Perdagangan bebas adalah sebuah konsep ekonomi yang mengacu kepada Harmonized Commodity Description and Coding System (HS) dengan ketentuan dari World Customs Organization yang berpusat di Brussels, Belgium. penjualan produk antar negara tanpa pajak ekspor-impor atau hambatan perdagangan lainnya.

Perdagangan bebas dapat juga didefinisikan sebagai tidak adanya hambatan buatan (hambatan yang diterapkan pemerintah) dalam perdagangan antar individual-individual dan perusahaan-perusahaan yang berada di negara yang berbeda.

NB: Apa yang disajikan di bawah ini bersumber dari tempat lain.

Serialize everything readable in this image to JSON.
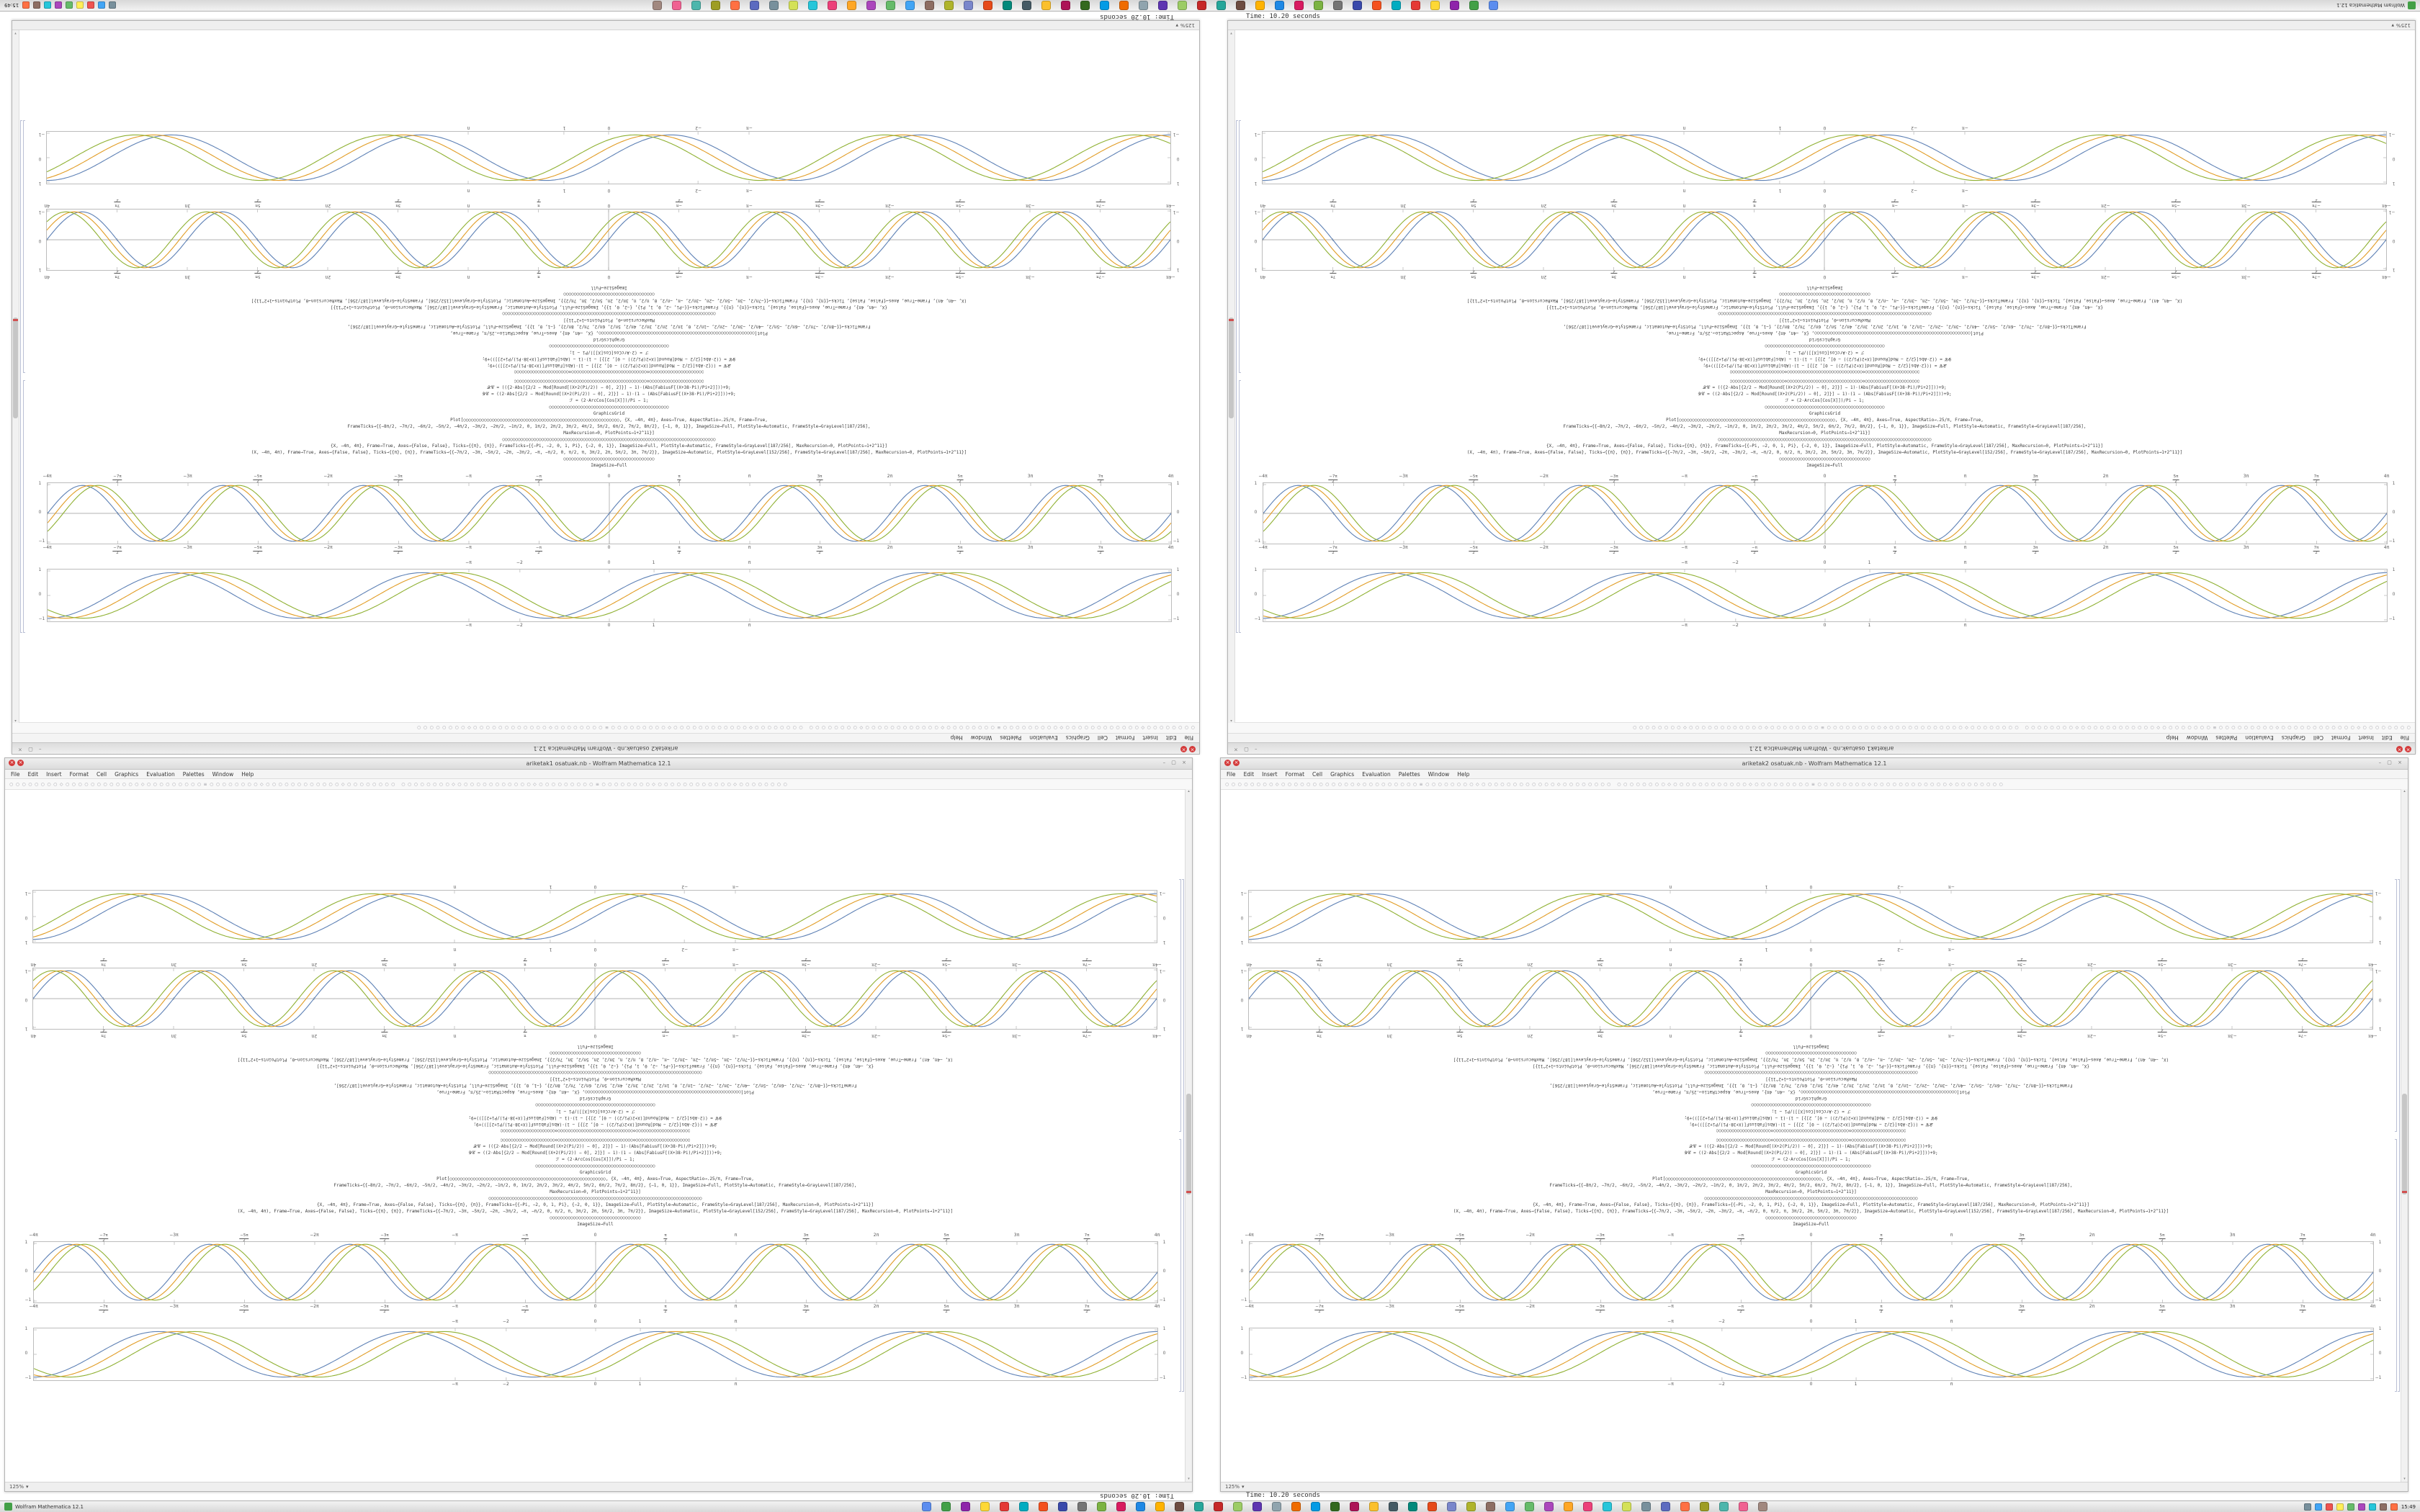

Di Indonesia saat ini perdagangan bebas sedang hangat-hangatnya dibahas. Ini karena konsep tersebut sedang diterapkan oleh seluruh dunia. Termasuk di Indonesia. Di Indonesia nampak masyarakat Indonesia lebih banyak yang menolak adanya perdagangan bebas ini. Karena ini dirasa hanya akan memberikan menguntungkan perusahaan-perusahaan besar.

Adanya anggapan bahwa perdagangan bebas memungkinkan negara maju untuk mengeksploitasi negara berkembang dan merusak industri local, semakin meyakinkan masyarakat Indonesia untuk bersama-sama menolak adanya perdagangan bebas ini masuk ke Indonesia.

Jika kita perhatikan adanya perdagangan bebas ini akan menimbulkan persaingan yang sangat besar antara negara (terutama negara-negara maju), mereka akan berlomba-lomba menjual produknya serendah mungkin yang menyebabkan standar hidup dan keamanan yang lebih rendah.

Presiden SBY optimis negara kita akan mampu ikud bersaing dalam perdagangan bebas ini, namun berbeda dengan para produsen lokal di Indonesia. Mereka sangat pesimis terutama jika persaingan tersebut dilakukan dengan negara cina.
Namun jika kita ambil sisi positifnya. Kita dapat mulai mencoba bersaing. Jika kita yakin akan kualitas produk kita, kita harus percaya diri bahwa produk yang kita hasilkan akan menarik banyak minat negara lain. Dan disinilah fungsi koperasi sangat dibutuhkan.

Pemerintah harus benar-benar menyiapkan dana yang banyak lewat koperasi untuk membantu para produsen kecil untuk dapat menghasilkan barang-barang sehingga para produsen tidak perlu bingung lagi untuk menghasilkan barang produksi, dan mereka hanya cukup memikirkan produk apa yang akan mampu menarik dunia sehingga akan menjadi devisa bagi negara kita.